Most sales reps treat multi-threading as a nice-to-have. Something you do when you have time, or when the champion goes quiet. The data says you should be treating it as the job.
We analysed thousands of deals closed through trumpet Pods, and the finding is hard to ignore: the more unique stakeholders engaged in your deal, the more likely you are to win it. Not marginally more likely. Significantly more likely.
Here’s what the numbers actually look like.

Getting from one or two contacts to four doubles your chance of closing. That’s not a small improvement. That’s a complete shift in your odds.
At ten or more stakeholders, you’re closing three in every four deals. At one or two, you’re losing most of them.
Why This Happens
When only one or two people are aware of your solution, you’re entirely dependent on your champion to sell internally on your behalf.
They have their own priorities. Their own political capital to manage. Their own blind spots about what matters to different parts of the business.
The more stakeholders you bring into the conversation directly, on your terms, with your materials and your framing, the less you rely on a game of telephone.
→ You control the narrative.
→ You address objections earlier.
→ You build consensus instead of hoping it happens.
More stakeholders also means more internal advocates, even passive ones. People who have seen the Pod, read the proposal, or watched the demo. When the buying decision happens in a room you’re not in, you want as many people in that room as possible to recognise your name and your solution.
What This Means in Practice
For AEs: Multi-threading isn’t just a prospecting tactic. It’s a closing tactic.
If you’re heading into late-stage deals with fewer than four stakeholders engaged, your odds are already working against you.
Ask your champion directly:
"Who else needs to feel confident about this before we move forward?"
Then make it easy for them. Share a Pod they can forward internally. Give them something that carries your narrative for you.
For Sales Leaders: If your team is consistently working deals with one or two stakeholders, you don’t have a pipeline problem. You have a win rate problem.
Make stakeholder coverage visible.
- Track it in deal reviews
- Add it as a field in your CRM
- Coach towards it consistently
What gets measured here will directly impact revenue.
One Important Caveat: Don’t Overwhelm
More stakeholders, yes. More complexity, no not necessarily. The data shows that Mutual Action Plans with over 30 steps see win rates drop to the same level as having no Mutual Action Plan (MAP) at all. Therefore bringing more people into the deal only works if the experience is clear.

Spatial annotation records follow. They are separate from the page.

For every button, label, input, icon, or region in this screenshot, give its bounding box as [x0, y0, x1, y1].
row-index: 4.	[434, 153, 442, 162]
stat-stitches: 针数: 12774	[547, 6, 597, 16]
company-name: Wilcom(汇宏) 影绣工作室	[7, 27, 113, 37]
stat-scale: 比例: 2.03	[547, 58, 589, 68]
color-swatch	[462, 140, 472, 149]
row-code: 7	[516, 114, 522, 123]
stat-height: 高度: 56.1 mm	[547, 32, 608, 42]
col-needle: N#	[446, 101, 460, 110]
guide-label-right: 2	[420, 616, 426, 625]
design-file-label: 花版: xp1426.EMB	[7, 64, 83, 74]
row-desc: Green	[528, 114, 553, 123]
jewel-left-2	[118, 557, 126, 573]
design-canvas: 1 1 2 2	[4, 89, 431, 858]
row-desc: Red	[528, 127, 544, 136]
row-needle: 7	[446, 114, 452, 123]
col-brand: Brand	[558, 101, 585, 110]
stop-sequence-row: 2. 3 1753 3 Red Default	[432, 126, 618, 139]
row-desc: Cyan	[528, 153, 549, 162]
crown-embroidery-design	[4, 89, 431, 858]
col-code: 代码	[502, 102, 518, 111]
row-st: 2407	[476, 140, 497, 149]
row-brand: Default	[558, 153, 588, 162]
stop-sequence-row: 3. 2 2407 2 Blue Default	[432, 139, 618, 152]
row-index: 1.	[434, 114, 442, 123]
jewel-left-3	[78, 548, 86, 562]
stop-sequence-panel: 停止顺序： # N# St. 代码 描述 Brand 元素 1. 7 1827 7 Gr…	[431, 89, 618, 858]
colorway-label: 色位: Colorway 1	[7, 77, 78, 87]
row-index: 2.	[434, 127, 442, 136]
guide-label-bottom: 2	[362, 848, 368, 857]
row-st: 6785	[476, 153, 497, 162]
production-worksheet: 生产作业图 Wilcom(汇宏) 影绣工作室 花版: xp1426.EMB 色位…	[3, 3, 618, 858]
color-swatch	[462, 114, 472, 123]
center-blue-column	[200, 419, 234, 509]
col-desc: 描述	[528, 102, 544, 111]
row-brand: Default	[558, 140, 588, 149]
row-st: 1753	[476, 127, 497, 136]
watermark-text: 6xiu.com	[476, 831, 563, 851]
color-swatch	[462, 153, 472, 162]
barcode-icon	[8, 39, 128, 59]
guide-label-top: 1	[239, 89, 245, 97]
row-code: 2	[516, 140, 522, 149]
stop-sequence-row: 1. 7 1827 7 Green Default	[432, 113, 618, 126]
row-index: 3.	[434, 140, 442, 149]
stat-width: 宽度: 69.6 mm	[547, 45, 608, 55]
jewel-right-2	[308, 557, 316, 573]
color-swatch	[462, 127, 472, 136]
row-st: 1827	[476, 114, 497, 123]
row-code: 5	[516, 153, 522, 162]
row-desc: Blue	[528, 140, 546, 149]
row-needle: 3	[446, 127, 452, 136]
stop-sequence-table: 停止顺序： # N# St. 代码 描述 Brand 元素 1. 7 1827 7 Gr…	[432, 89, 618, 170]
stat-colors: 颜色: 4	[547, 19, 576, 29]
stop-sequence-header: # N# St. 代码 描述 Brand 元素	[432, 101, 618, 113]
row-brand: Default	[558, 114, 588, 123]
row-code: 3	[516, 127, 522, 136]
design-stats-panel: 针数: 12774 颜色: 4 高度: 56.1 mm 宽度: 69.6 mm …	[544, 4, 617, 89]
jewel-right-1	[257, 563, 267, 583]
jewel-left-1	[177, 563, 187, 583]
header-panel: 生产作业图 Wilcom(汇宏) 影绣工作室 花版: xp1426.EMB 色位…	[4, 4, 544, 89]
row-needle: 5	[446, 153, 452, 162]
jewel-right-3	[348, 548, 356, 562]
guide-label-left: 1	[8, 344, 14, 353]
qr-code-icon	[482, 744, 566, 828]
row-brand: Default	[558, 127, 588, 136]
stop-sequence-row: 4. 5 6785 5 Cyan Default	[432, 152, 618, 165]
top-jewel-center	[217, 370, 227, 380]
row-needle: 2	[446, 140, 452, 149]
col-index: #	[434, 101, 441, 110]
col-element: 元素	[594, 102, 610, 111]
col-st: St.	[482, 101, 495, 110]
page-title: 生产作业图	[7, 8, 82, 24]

If your Pod is messy, bloated, or hard to follow, adding more viewers just amplifies the problem.
The practical takeaway:
Bring in more stakeholders, but keep the experience sharp.
→ A clear, structured Pod works.
→ A cluttered one with 35 steps does not.
Final thoughts
Winning 75% of your deals is possible, and the data shows it happens when ten or more unique stakeholders are genuinely engaged. This isn’t down to luck, but to how the deal is worked. By starting with four stakeholders, you can double your chances of closing, and from there, continue to build broader engagement across the buying group to strengthen your position.
FAQs
Why does having more stakeholders increase win rates?
Because you are no longer relying on one person to sell internally. More stakeholders means broader buy-in, fewer hidden objections, and stronger internal support when decisions are made.
How many stakeholders should be involved in a deal?
At least four. Deals with four stakeholders double their close rate compared to those with one or two. The highest-performing deals involve ten or more stakeholders.
What is multi-threading in sales?
Multi-threading is engaging multiple stakeholders within an account, rather than relying on a single champion. This includes decision-makers, influencers, and anyone involved in the buying process.
Can too many stakeholders slow down a deal?
More stakeholders can add complexity, but only if the experience is unclear. The data shows that clear, structured Pods maintain strong win rates even with large buying groups.
What is the risk of having only one or two stakeholders?
Deals with one or two stakeholders have the lowest win rates. You are dependent on a single internal contact, which increases the risk of miscommunication, stalled deals, or internal misalignment.